No passado mês de Julho, no Texas, foi implementado com sucesso um coração artificial construído em titânio num paciente humano com insuficiência cardíaca terminal. Quais são as inovações mais recentes nos tratamentos de doenças cardíacas e o que se perspectiva em termos tecnológicos e avanços cirúrgicos para o futuro?
A área da insuficiência cardíaca é muito vasta, à qual o nosso hospital já começa a dar relevância. Sabemos, por exemplo, que 400 mil portugueses são atingidos. De salientar que há vários formas de insuficiência cardíaca. Felizmente, ao longo dos anos, a tecnologia e a própria Farmacologia têm avançado, por forma a que possamos tratar melhor estas doenças. Quando existe insuficiência cardíaca, numa fase inicial, os doentes fazem medicação. Efectivamente, há cada vez mais medicamentos na área dos fármacos que surtem bons resultados, nomeadamente, nos tratamentos daqueles indivíduos que têm a fracção reduzida, ou seja, cujo coração trabalha com uma fracção de injecção acima dos 50% e abaixo dos 30% e 35%. Além da medicação, também numa fase primária, podemos fazer terapêuticas de ressincronização, colocando aparelhos específicos para melhorar a função cardíaca; há também os cardioversores desfibriladores e, ainda, os transplantes cardiacos, aos quais alguns doentes podem ser candidatos.

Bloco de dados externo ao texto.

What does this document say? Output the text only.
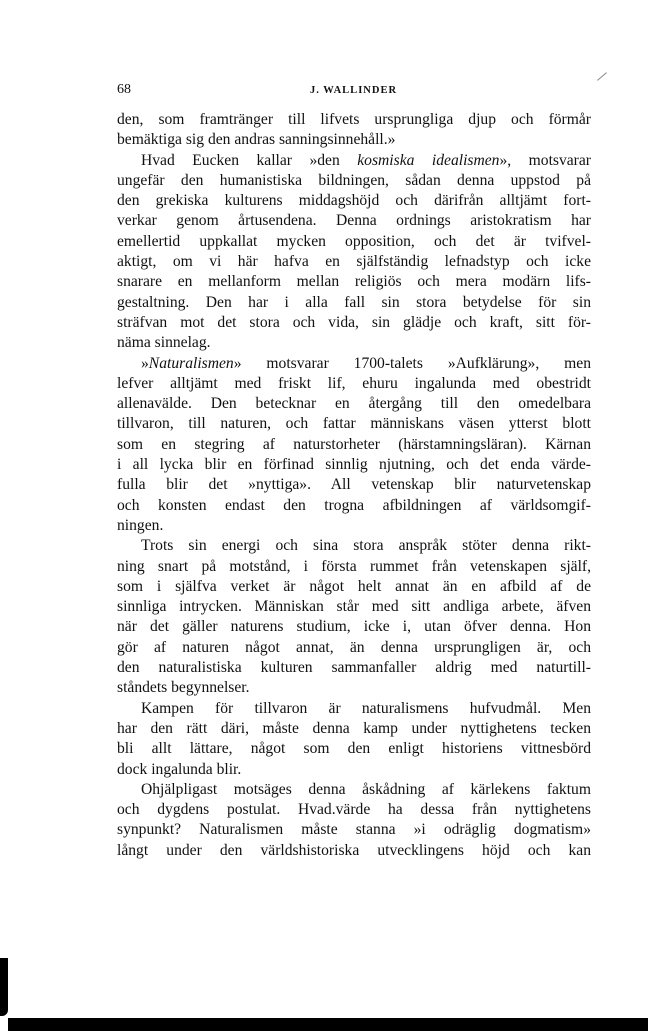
68	J. WALLINDER
den, som framtränger till lifvets ursprungliga djup och förmår
bemäktiga sig den andras sanningsinnehåll.»
Hvad Eucken kallar »den kosmiska idealismen», motsvarar
ungefär den humanistiska bildningen, sådan denna uppstod på
den grekiska kulturens middagshöjd och därifrån alltjämt fort-
verkar genom årtusendena. Denna ordnings aristokratism har
emellertid uppkallat mycken opposition, och det är tvifvel-
aktigt, om vi här hafva en själfständig lefnadstyp och icke
snarare en mellanform mellan religiös och mera modärn lifs-
gestaltning. Den har i alla fall sin stora betydelse för sin
sträfvan mot det stora och vida, sin glädje och kraft, sitt för-
näma sinnelag.
»Naturalismen» motsvarar 1700-talets »Aufklärung», men
lefver alltjämt med friskt lif, ehuru ingalunda med obestridt
allenavälde. Den betecknar en återgång till den omedelbara
tillvaron, till naturen, och fattar människans väsen ytterst blott
som en stegring af naturstorheter (härstamningsläran). Kärnan
i all lycka blir en förfinad sinnlig njutning, och det enda värde-
fulla blir det »nyttiga». All vetenskap blir naturvetenskap
och konsten endast den trogna afbildningen af världsomgif-
ningen.
Trots sin energi och sina stora anspråk stöter denna rikt-
ning snart på motstånd, i första rummet från vetenskapen själf,
som i själfva verket är något helt annat än en afbild af de
sinnliga intrycken. Människan står med sitt andliga arbete, äfven
när det gäller naturens studium, icke i, utan öfver denna. Hon
gör af naturen något annat, än denna ursprungligen är, och
den naturalistiska kulturen sammanfaller aldrig med naturtill-
ståndets begynnelser.
Kampen för tillvaron är naturalismens hufvudmål. Men
har den rätt däri, måste denna kamp under nyttighetens tecken
bli allt lättare, något som den enligt historiens vittnesbörd
dock ingalunda blir.
Ohjälpligast motsäges denna åskådning af kärlekens faktum
och dygdens postulat. Hvad.värde ha dessa från nyttighetens
synpunkt? Naturalismen måste stanna »i odräglig dogmatism»
långt under den världshistoriska utvecklingens höjd och kan
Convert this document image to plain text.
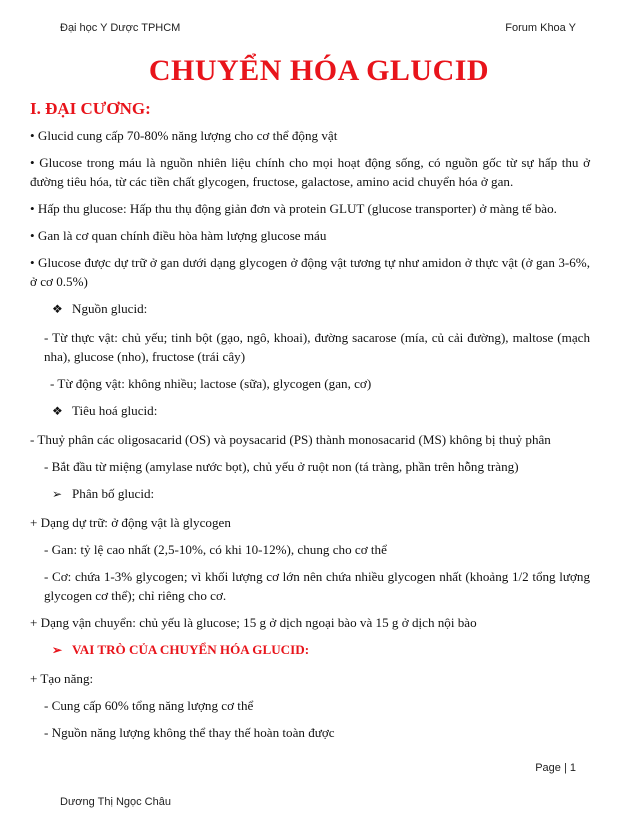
Đại học Y Dược TPHCM	Forum Khoa Y
CHUYỂN HÓA GLUCID
I. ĐẠI CƯƠNG:

• Glucid cung cấp 70-80% năng lượng cho cơ thể động vật

• Glucose trong máu là nguồn nhiên liệu chính cho mọi hoạt động sống, có nguồn gốc từ sự hấp thu ở đường tiêu hóa, từ các tiền chất glycogen, fructose, galactose, amino acid chuyển hóa ở gan.

• Hấp thu glucose: Hấp thu thụ động giản đơn và protein GLUT (glucose transporter) ở màng tế bào.

• Gan là cơ quan chính điều hòa hàm lượng glucose máu

• Glucose được dự trữ ở gan dưới dạng glycogen ở động vật tương tự như amidon ở thực vật (ở gan 3-6%, ở cơ 0.5%)

❖ Nguồn glucid:

- Từ thực vật: chủ yếu; tinh bột (gạo, ngô, khoai), đường sacarose (mía, củ cải đường), maltose (mạch nha), glucose (nho), fructose (trái cây)

- Từ động vật: không nhiều; lactose (sữa), glycogen (gan, cơ)

❖ Tiêu hoá glucid:

- Thuỷ phân các oligosacarid (OS) và poysacarid (PS) thành monosacarid (MS) không bị thuỷ phân

- Bắt đầu từ miệng (amylase nước bọt), chủ yếu ở ruột non (tá tràng, phần trên hỗng tràng)

➢ Phân bố glucid:

+ Dạng dự trữ: ở động vật là glycogen

- Gan: tỷ lệ cao nhất (2,5-10%, có khi 10-12%), chung cho cơ thể

- Cơ: chứa 1-3% glycogen; vì khối lượng cơ lớn nên chứa nhiều glycogen nhất (khoảng 1/2 tổng lượng glycogen cơ thể); chỉ riêng cho cơ.

+ Dạng vận chuyển: chủ yếu là glucose; 15 g ở dịch ngoại bào và 15 g ở dịch nội bào

➢ VAI TRÒ CỦA CHUYỂN HÓA GLUCID:

+ Tạo năng:

- Cung cấp 60% tổng năng lượng cơ thể

- Nguồn năng lượng không thể thay thế hoàn toàn được

Page | 1
Dương Thị Ngọc Châu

Infelizmente, a taxa de doentes transplantados é reduzida em Portugal. De ressalvar que não estou a falar dos Açores, visto não termos essa capacidade. Assim sendo, o número de transplantes é feito de forma limitada para aquilo que é necessário. É preciso, também ressalvar que nem todos os doentes que sofram de insuficiência cardíaca são candidatos a transplantes, pelo que, muitas vezes, há a necessidade de se colocar aparelhos de pontagem entre o tratamento médico até se aguardar a transplantação. De facto, existem Centros de Insuficiência Cardíaca Avançada que têm muitos aparelhos, os chamados corações artificiais, que são implantados nos doentes, numa fase de insuficiência cardíaca terminal e, que têm a função de serem substituíveis temporariamente, ou seja, esses pacientes poderão não chegar ao transplante final, no momento, pelo que colocam esses aparelhos até que se encontre um coração que seja compatível com o transplante deles. Nessa área, geralmente há muitas inovações e novos dados, o que contribui para fundamentar, o que já tenho vindo a referir sobre do facto de que nem tudo está acabado para um doente cardíaco: a investigação continua e os resultados têm sido bons nessa área, bem como no aperfeiçoamento de técnicas e aparelhos de pontagem até à transplantação. É uma questão de continuarmos a apostar e trabalhar nesses avanços.
Que mensagem gostaria de deixar neste Dia Mundial do Coração?
O que importa ressalvar no Dia Mundial do Coração, porque é essa a sua função, é a de sensibilizar e relembrar às pessoas para a importância da saúde dos nossos corações. Isto passa pela promoção de hábitos de saúde saudáveis que possam prevenir a existência das doenças cardiovasculares, por forma a se controlar os factores de risco.
Este ano, o tema do Dia Mundial do Coração é “Use o seu coração, Conheça o seu coração” e neste sentido, é crucial conhecer o nosso coração para melhor tratar dele. É este o conselho e a mensagem que gostaria de deixar.